Тем временем Крюков, двоюродный брат Сокольского, в своем имении заждался возвращения родственника. На небольшую роль Крюкова Незримов уговорил Янковского, который тогда уже так зазвездил, что на эпизодишки не соглашался. В халате и туфлях он ходит по комнатам своей усадьбы, смотрит то в окна, то на часы.

— Что же это нашего Саши до сих пор нет? — спрашивает он жену. — Ведь обедать пора!

— Не приведи Господи, ежели он у нее... — отвечает жена и крестится.

Раннее утро, в спальне, обнявшись, лежат Валентина и Сокольский. Поручик просыпается, смотрит обалдело на спящую соблазнительницу, морщится от досады. Но она просыпается, тянется к нему, и он невольно начинает осыпать ее поцелуями, нетерпеливо ложится на нее.

Потом они завтракают, и вставлено то, чего нет у Антона Павловича.

— Не зря про вас говорят: тина, — грустно усмехается Сокольский. — Затягиваете.

— И погубить могу, — смеется соблазнительница. — Но вообще-то Тина — это, голубчик, сокращенно от моего полного имени Валентина. И ничего более. Ни-че-го.

Потом Сокольский едет верхом по дороге, погода хмурится, начинается страшный ливень. Вот тут потомок богов с олимпийской жестокостью дал волю своей мести за то, что какой-то там дальний родственник этого Филиппова, с ужасающей фамилией Нахапко, заменил собой в Риме его прекраснейшую адетту культурале. Он делал вид, что ему не нравятся дубли, и раз десять полил актерчика ледяной водой, заставлял его падать с лошади в грязь, пачкая белоснежный мундир.

— Это необходимо как символ того, что Сокольский запачкал свою честь! — доказывал режиссер.

— Такое впечатление, что вы меня лично ненавидите! — взвыл Филиппов, когда наконец пытка прекратилась.

И тут Эол Федорович не выдержал, отвел его в сторонку и спросил тет-а-тет:

— А вам, молодой человек, не стыдно было просить за вашего дальнего родственника Нахапко, чтобы его устроили атташе по культуре в Рим? И его устроили. Вместо моей жены, между прочим!

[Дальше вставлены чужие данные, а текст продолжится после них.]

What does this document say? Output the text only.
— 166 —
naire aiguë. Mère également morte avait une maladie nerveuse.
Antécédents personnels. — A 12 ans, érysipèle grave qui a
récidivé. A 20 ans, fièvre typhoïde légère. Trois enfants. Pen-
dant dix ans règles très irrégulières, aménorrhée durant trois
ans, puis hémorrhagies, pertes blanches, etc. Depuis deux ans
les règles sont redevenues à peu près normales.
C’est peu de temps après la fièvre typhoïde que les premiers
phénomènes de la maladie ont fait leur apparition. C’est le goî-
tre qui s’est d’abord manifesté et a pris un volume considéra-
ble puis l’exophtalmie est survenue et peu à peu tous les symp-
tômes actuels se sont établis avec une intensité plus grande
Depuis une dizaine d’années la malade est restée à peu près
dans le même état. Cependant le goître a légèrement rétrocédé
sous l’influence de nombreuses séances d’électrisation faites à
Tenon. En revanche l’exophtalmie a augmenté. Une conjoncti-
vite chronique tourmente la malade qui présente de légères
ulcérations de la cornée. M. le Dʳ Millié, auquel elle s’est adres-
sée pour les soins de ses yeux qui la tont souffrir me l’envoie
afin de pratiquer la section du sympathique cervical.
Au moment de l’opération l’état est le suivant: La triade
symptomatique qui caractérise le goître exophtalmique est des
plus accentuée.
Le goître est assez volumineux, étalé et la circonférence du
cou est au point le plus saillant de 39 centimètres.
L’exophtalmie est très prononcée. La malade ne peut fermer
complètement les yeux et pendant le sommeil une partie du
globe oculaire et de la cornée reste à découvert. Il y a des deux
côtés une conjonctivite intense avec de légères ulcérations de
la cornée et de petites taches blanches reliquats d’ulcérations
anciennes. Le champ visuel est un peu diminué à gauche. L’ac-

— О-о-о! — застонал актер. — Этот Нахапко! Вот он Нахапко и есть! Я тут ни при чем, он сам где может пользуется тем, что я его дальний родственник. Да и какой? Семьдесят седьмая вода на киселе!

— Так ты ни при чем? Это правда? — воскликнул Незримов, и пришлось вести беднягу, готового получить воспаление легких, в лучший ялтинский ресторан, поить и кормить по высшей категории!

Мокрый и перепачканный Сокольский возвращается к двоюродному брату, вид у него крайне сконфуженный, рассказывает о случившемся.

Тина стоит в своей спальне, весело смотрит в окно на проливной дождь, потом на себя в зеркало, явно весьма собою довольна.

В кабинете у Крюкова, выслушав брата, Крюков в недоумении и страшном негодовании. В итоге через пару дней сам отправляется к Лисицыной. Поручик долго смотрит в окно на облако пыли, бегущее за дрожками Крюкова, сладко потягивается, зевает и идет к себе в комнату, на ходу раздеваясь.

Тина встречает нового гостя:

— О, какая радость! Теперь и вы сами явились? Добро пожаловать в мое скромное жилище.

Сокольский спит сладким сном. Его зовут к ужину. Он вскоре выходит в столовую. Жена брата сообщает с досадой, что Крюков до сих пор не вернулся.

Утром следующего дня Крюков возвращается домой и спешит в свой кабинет. Его замечает Сокольский, следует за ним:

— Ну, что?

Крюков машет рукой и фыркает. Сокольский все понимает, смеется.

— Да что такое? Что ты смеешься? — спрашивает Крюков, падает на диван лицом в подушку и трясется от хохота.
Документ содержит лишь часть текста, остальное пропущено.